Desert Dancer de Richard Raymond (2014)


Film de Richard Raymond (2014).
Avec Reece Ritchie, Tom Cullen, Nazanin Boniadi, Freida Pinto...
Chorégraphies d'Akram Khan.
Alors que l'État iranien interdit toute forme de danse et de mouvement artistique, Afshin va tout risquer pour créer sa propre compagnie de danse.
Desert Dancer est un film britannique dont le récit se situe en Iran, à la fin des années 2000. C'est surtout l'histoire d'Afshin Ghaffarian qui est ici racontée. Particulièrement fasciné par l'univers de la danse, et plus généralement par le monde artistique, il va s'intéresser très tôt au parcours de Rudolf Noureev, un danseur étoile qui quitta l'URSS en 1961, en demandant l'asile politique à la France. Les problèmes politiques des pays d'origine de Rudolf Noureev et d'Afshin Ghaffarian sont mis en parallèle, la répression en Iran étant d'autant plus forte puisqu'aucun art n'est toléré, ni aucun contact hors mariage entre un homme et une femme (pas facile quand il est question de danse). L'université représente non seulement l'avenir intellectuel du pays, mais en plus, permet aux étudiants de créer des liens, soulever des idées, voire solliciter des créations artistiques impossibles ailleurs.

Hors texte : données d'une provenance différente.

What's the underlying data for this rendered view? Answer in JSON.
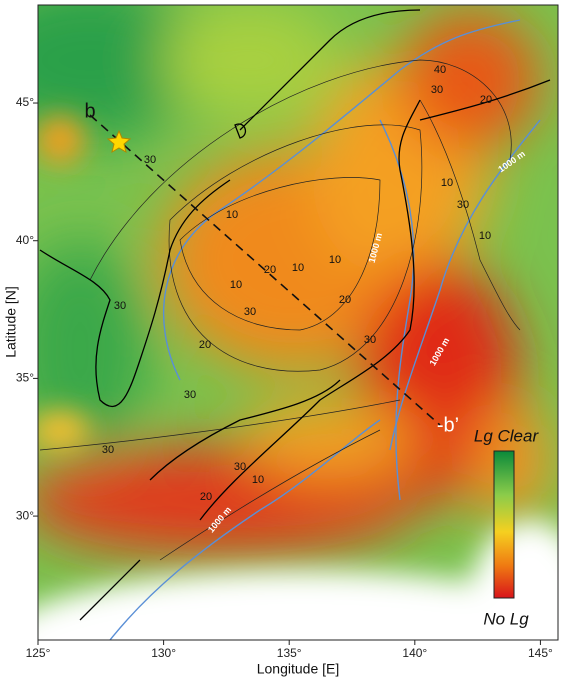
{
  "map": {
    "xlabel": "Longitude [E]",
    "ylabel": "Latitude [N]",
    "xlim": [
      125,
      145.7
    ],
    "ylim": [
      25.5,
      48.56
    ],
    "xticks": [
      {
        "value": 125,
        "label": "125°"
      },
      {
        "value": 130,
        "label": "130°"
      },
      {
        "value": 135,
        "label": "135°"
      },
      {
        "value": 140,
        "label": "140°"
      },
      {
        "value": 145,
        "label": "145°"
      }
    ],
    "yticks": [
      {
        "value": 30,
        "label": "30°"
      },
      {
        "value": 35,
        "label": "35°"
      },
      {
        "value": 40,
        "label": "40°"
      },
      {
        "value": 45,
        "label": "45°"
      }
    ],
    "profile": {
      "start_label": "b",
      "end_label": "-b’"
    },
    "colorbar": {
      "top_label": "Lg Clear",
      "bottom_label": "No Lg"
    },
    "contour_labels": [
      "30",
      "10",
      "20",
      "30",
      "10",
      "10",
      "10",
      "20",
      "30",
      "20",
      "30",
      "30",
      "30",
      "10",
      "20",
      "40",
      "30",
      "20",
      "10",
      "10",
      "30",
      "30"
    ],
    "depth_labels": [
      "1000 m",
      "1000 m",
      "1000 m",
      "1000 m"
    ]
  }
}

La difficulté se porte ainsi sur plusieurs niveaux : faire confiance aux personnes qui sont au courant, et trouver des lieux à l'abri des regards, hors d'atteinte des Basij (gardiens de la révolution islamique -sorte de Gestapo-), loin de la ville, en plein cœur du désert.

Une fois le contexte posé, Desert Dancer s'intéresse surtout à ce groupe d'étudiants, militant pour Moussavi, juste avant l'élection présidentielle. L'écriture scénaristique manque souvent de subtilité, l'idée de montrer la rébellion souterraine d'une jeunesse iranienne est intéressante mais l'ensemble reste trop lisse. Les scènes de danse sont assez inégales, même si elles représentent plutôt bien le mode de vie iranien : des pas et des gestes tout en retenue afin de montrer la difficulté d'échange et de liens entre hommes et femmes. L'une des chorégraphies principales montre aussi le joug de l'État islamique qui ne rôde jamais loin. Le film permet de pointer du doigt les envies et les besoins d'une jeunesse iranienne, emprisonnée devant un mur d'interdits. Ce film m'a rappelé Les Chats Persans qui s'était intéressé aux groupes musicaux de Téhéran. Sans marquer les esprits, Desert Dancer reste un long-métrage à découvrir pour son sujet, et aussi un peu pour la danse.

► Le grand Bob Fosse est également cité dans le film. Coïncidence ou non, Afshin fait le même signe que dans cette fin de scène de Sweet Charity.
► Conseil de lecture bande dessinée : Love Story à l'iranienne de Jane Deuxard et Deloupy (Delcourt, 2016).